Alors que le bureau d’architectes bâlois, Herzog & de Meuron vient d’être choisi pour concevoir le nouvel écrin de la Vancouver Art Gallery et que 2013 a marqué le centenaire de l’établissement du Consulat général de Suisse à Vancouver, La Source s’intéresse à ces Helvètes qui ont déménagé leurs pénates dans la « ville de verre ».
« Vancouver est une petite Suisse », confie Melodie Zali, originaire d’Yverdon-les-Bains, arrivée comme une fleur il y a trois ans dans le sillon de sa grande soeur, mariée à un joueur de football
suisse recruté par les White Caps. « La ville a cette même capacité de me mettre de la poudre aux yeux, de par son paysage et ses montagnes environnantes. » Aurait-on plus d’une raison de l’appeler « la Suisse du Pacifique » ?
Paradoxalement, depuis 1850 et l’arrivée dans la province du premier Helvète, le chercheur d’or George Stelli, de nombreux Suisses y ont songé au moment de prendre leurs cliques et leurs claques, imaginant ici, entre cimes enneigées, plages et crachin, un coin de « paradis » propice à l’évasion (tout sauf fiscale) et à l’ascension (parfois sociale). Un milieu naturel d’élection, pas si éloigné de la « micro-Suisse » natale, en même temps qu’un vaste Nouveau Monde. De nos jours, les quelque 40 000 Suisses installés au Canada peuvent même avoir le sentiment de vivre dans une « république soeur », du fait que la Suisse et le Canada sont des fédérations ayant une langue officielle en partage : le français.
Dans le cas de Melodie Zali, « l’envie d’ailleurs » et « l’angoisse de vivre 60 à 80 ans au même endroit» ont motivé le départ. « Le Canada ne m’attirait pas particulièrement, mais j’ai suivi le mouvement ». Après quelques tâtonnements, Melodie trouve La Boussole, centre communautaire francophone du Grand Vancouver. Bien accueillie, elle a le sentiment que « tout y est possible ». Coordonnant aujourd’hui les activités culturelles et sportives, elle oriente également les immigrants dans leurs démarches, démêle la paperasse et les accompagne à leurs rendez-vous. Mais au-delà, pour beaucoup de ceux qui passent par son bureau sur East Broadway, elle est « simplement là, un repère et un lien qui permet de se confier. » Peut-être plus qu’à Vancouver, Melodie a trouvé son « chez elle » à La Boussole, ce qui ne l’empêche pas de s’interroger sur le long cours. Comprenant que sa vie est « ici », en Suisse du Pacifique, mais « remuée » par la distance, elle n’exclut pas de retourner un jour « là-bas ». Début de ressac ?
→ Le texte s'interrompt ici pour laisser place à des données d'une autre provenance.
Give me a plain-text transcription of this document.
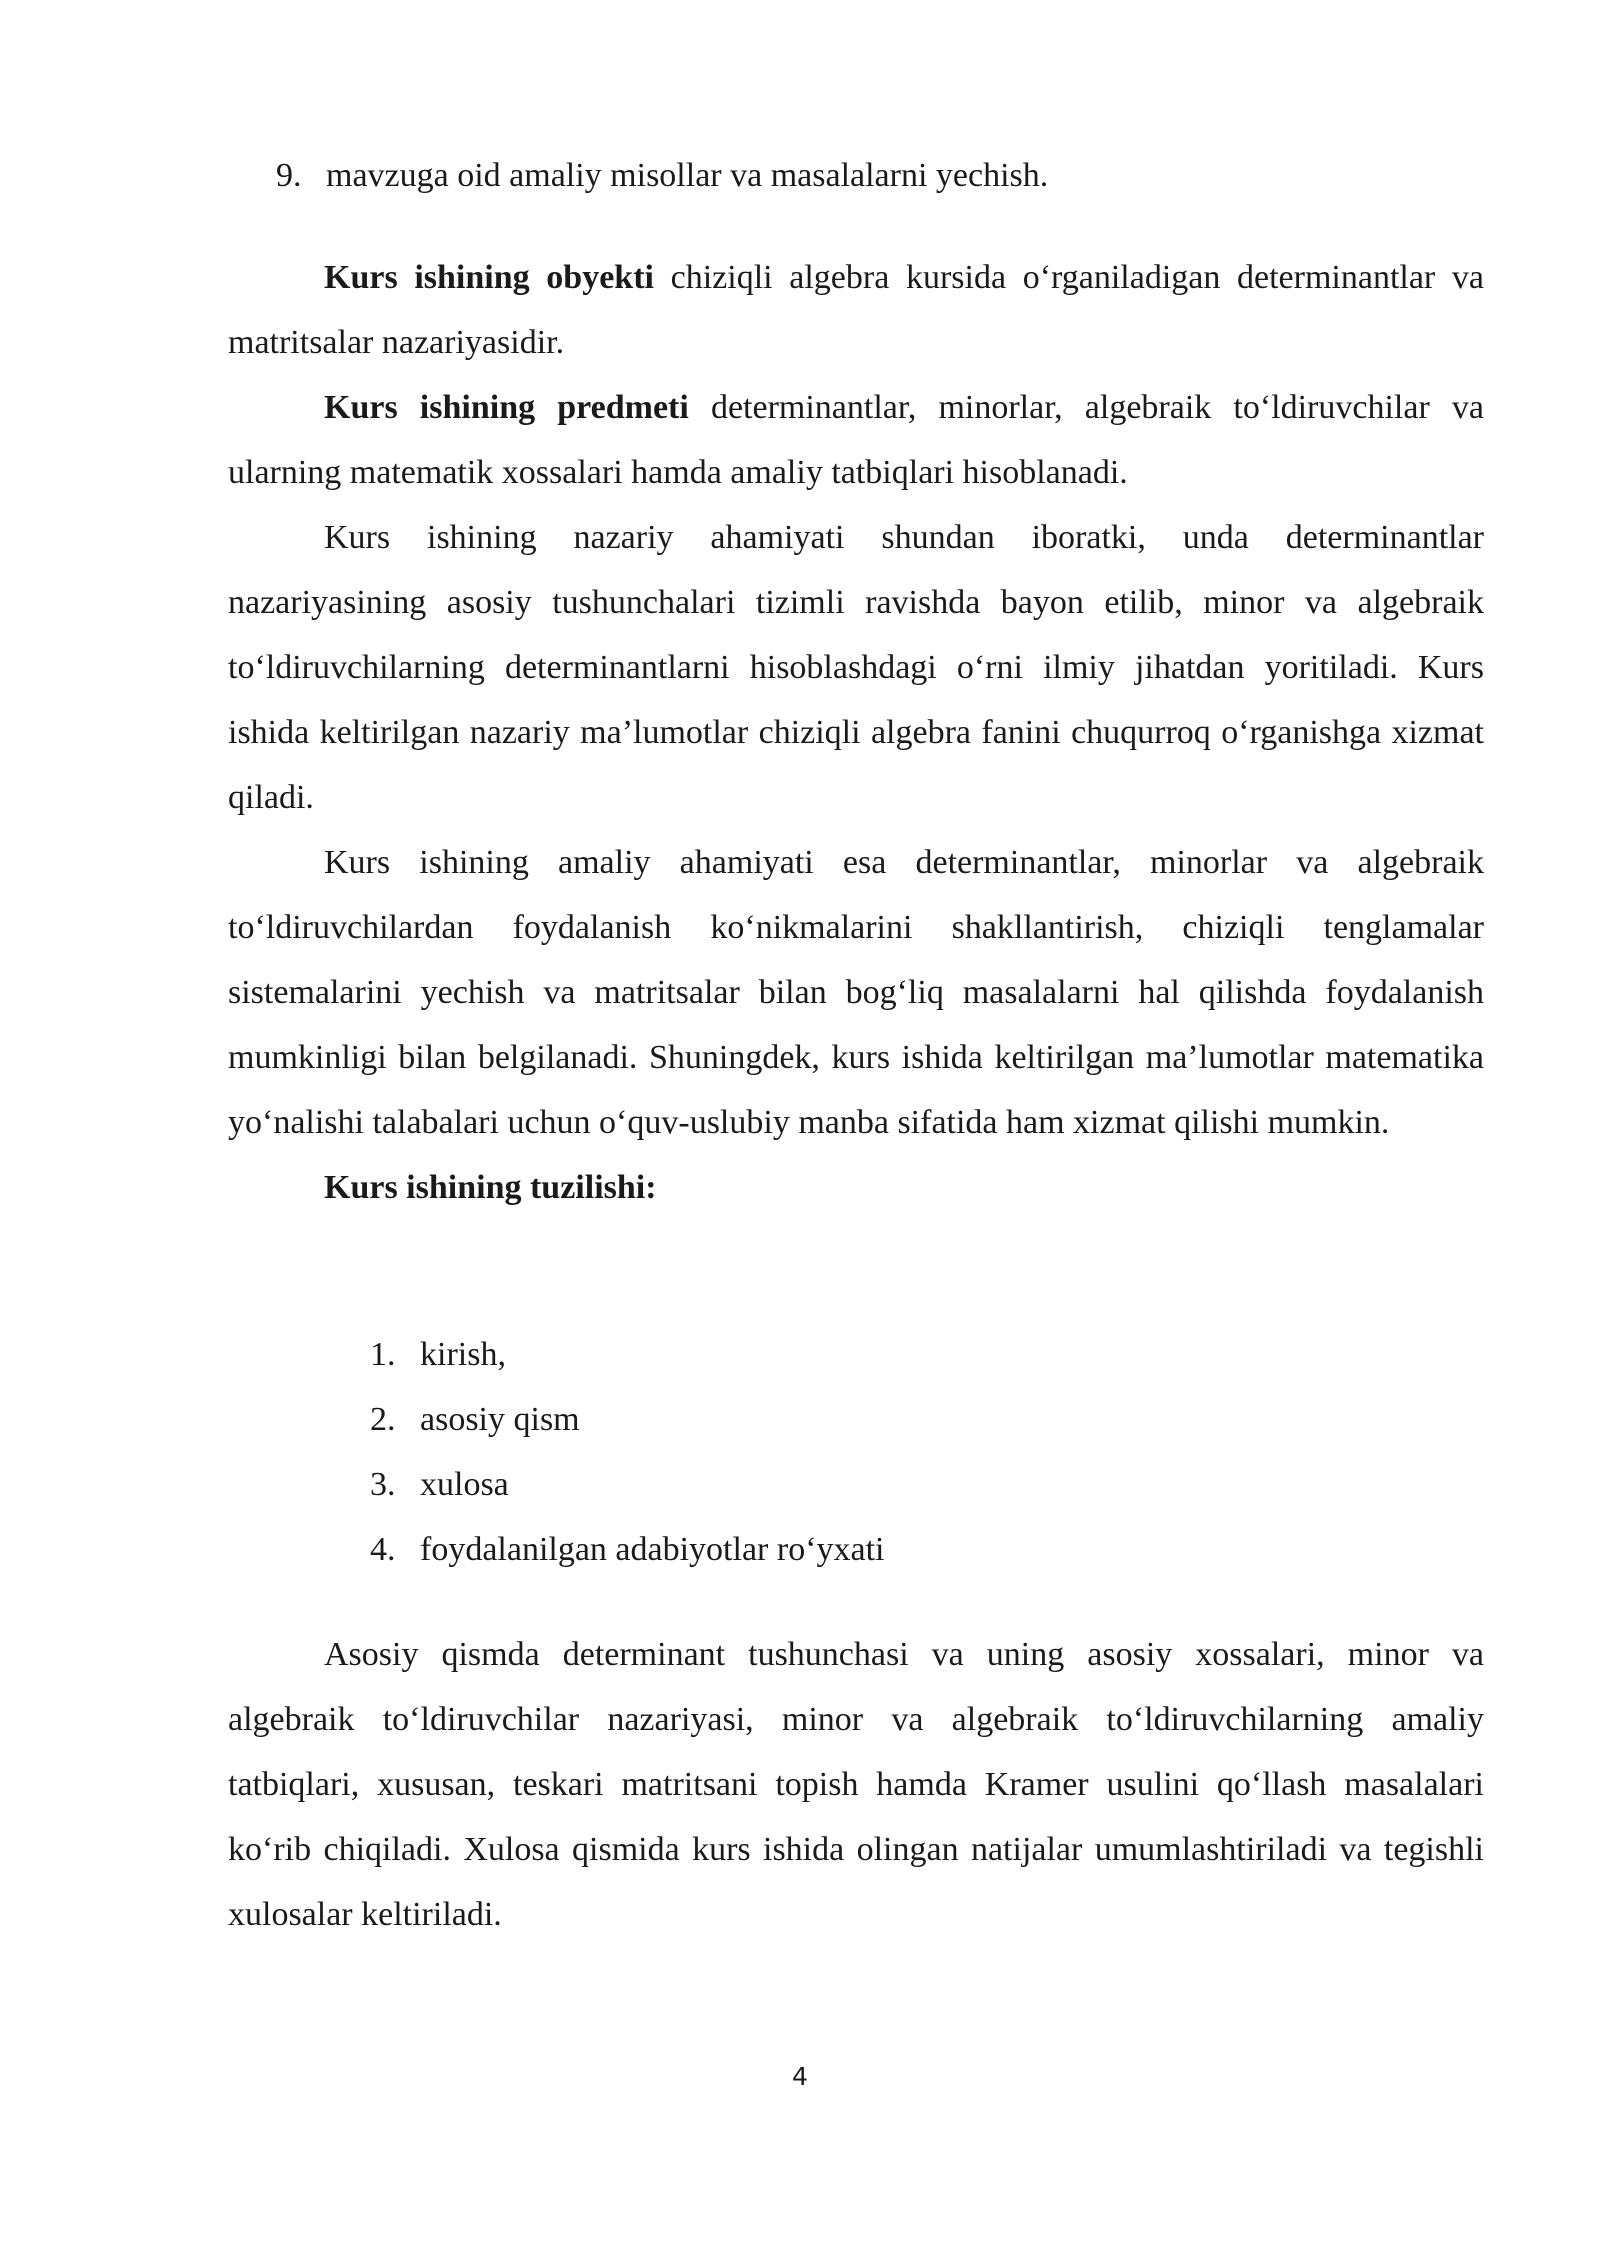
9. mavzuga oid amaliy misollar va masalalarni yechish.

Kurs ishining obyekti chiziqli algebra kursida o‘rganiladigan determinantlar va matritsalar nazariyasidir.

Kurs ishining predmeti determinantlar, minorlar, algebraik to‘ldiruvchilar va ularning matematik xossalari hamda amaliy tatbiqlari hisoblanadi.

Kurs ishining nazariy ahamiyati shundan iboratki, unda determinantlar nazariyasining asosiy tushunchalari tizimli ravishda bayon etilib, minor va algebraik to‘ldiruvchilarning determinantlarni hisoblashdagi o‘rni ilmiy jihatdan yoritiladi. Kurs ishida keltirilgan nazariy ma’lumotlar chiziqli algebra fanini chuqurroq o‘rganishga xizmat qiladi.

Kurs ishining amaliy ahamiyati esa determinantlar, minorlar va algebraik to‘ldiruvchilardan foydalanish ko‘nikmalarini shakllantirish, chiziqli tenglamalar sistemalarini yechish va matritsalar bilan bog‘liq masalalarni hal qilishda foydalanish mumkinligi bilan belgilanadi. Shuningdek, kurs ishida keltirilgan ma’lumotlar matematika yo‘nalishi talabalari uchun o‘quv-uslubiy manba sifatida ham xizmat qilishi mumkin.

Kurs ishining tuzilishi:

1. kirish,
2. asosiy qism
3. xulosa
4. foydalanilgan adabiyotlar ro‘yxati

Asosiy qismda determinant tushunchasi va uning asosiy xossalari, minor va algebraik to‘ldiruvchilar nazariyasi, minor va algebraik to‘ldiruvchilarning amaliy tatbiqlari, xususan, teskari matritsani topish hamda Kramer usulini qo‘llash masalalari ko‘rib chiqiladi. Xulosa qismida kurs ishida olingan natijalar umumlashtiriladi va tegishli xulosalar keltiriladi.

4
L’histoire de ces mouvements migratoires et des liens qui en résultent sont au cœur d’un ouvrage passionnant commandité l’an dernier par le Consulat général de Suisse à Vancouver pour marquer le centenaire des relations officielles entre la Confédération helvétique et le Canada occidental : Swiss Immigration to Canada – Achievements – Testimonies – Relations. L’auteur, Ilona Shulman Spaar, y raconte les aventures de plusieurs Suisses qui se sont implantés au nord du 49e parallèle, notamment à Vancouver, il y a 100 ans et plus, souvent en quête d’une vie meilleure.
On y retrace entre autres le parcours de Samuel Gintzburger, né en 1867 à Neuchâtel, qui fait le grand saut outre-Atlantique à l’âge de 20 ans. Pionnier, Samuel Gintzburger montre vite l’étendue de ses ardeurs : il acquiert 65 hectares de terres agricoles, commerce avec les autochtones, chasse le phoque, s’essaie aux mines d’argent et cherche l’or, avant de fonder sa compagnie sur la rue Cambie. Samuel Gintzburger est « en affaires ». Dépeint comme l’un de ses citoyens les plus « pittoresques », avec son orchidée à la boutonnière, il s’implique dans toutes les sphères de la vie de Vancouver et devient rapidement un homme qui compte. C’est à sa demande qu’une représentation suisse est ouverte à Vancouver, en 1913. Il est nommé, de « consensus », premier consul – fonction qu’il occupera jusqu’à sa mort, en 1927.
Parmi ces Suisses qui se sont, à bien des égards et parfois hors des sentiers battus, fondus au paysage, citons également l’architecte d’origine genevoise Frédéric Lasserre, arrivé au Canada en 1921, connu comme un ardent promoteur du style International Modernism. Embauché par UBC en 1946, il y dirige l’École d’architecture. Outre l’édifice nommé en son honneur, on peut voir sur le campus plusieurs de ses réalisations. Frédéric Lasserre meurt accidentellement en 1961, lors d’une marche en montagne… sûrement dans son élément, puisque 15 sommets des Rocheuses portent les noms de guides de montagne suisses recrutés à la fin du XIXe siècle par le Canadien Pacifique pour développer le tourisme et l’alpinisme.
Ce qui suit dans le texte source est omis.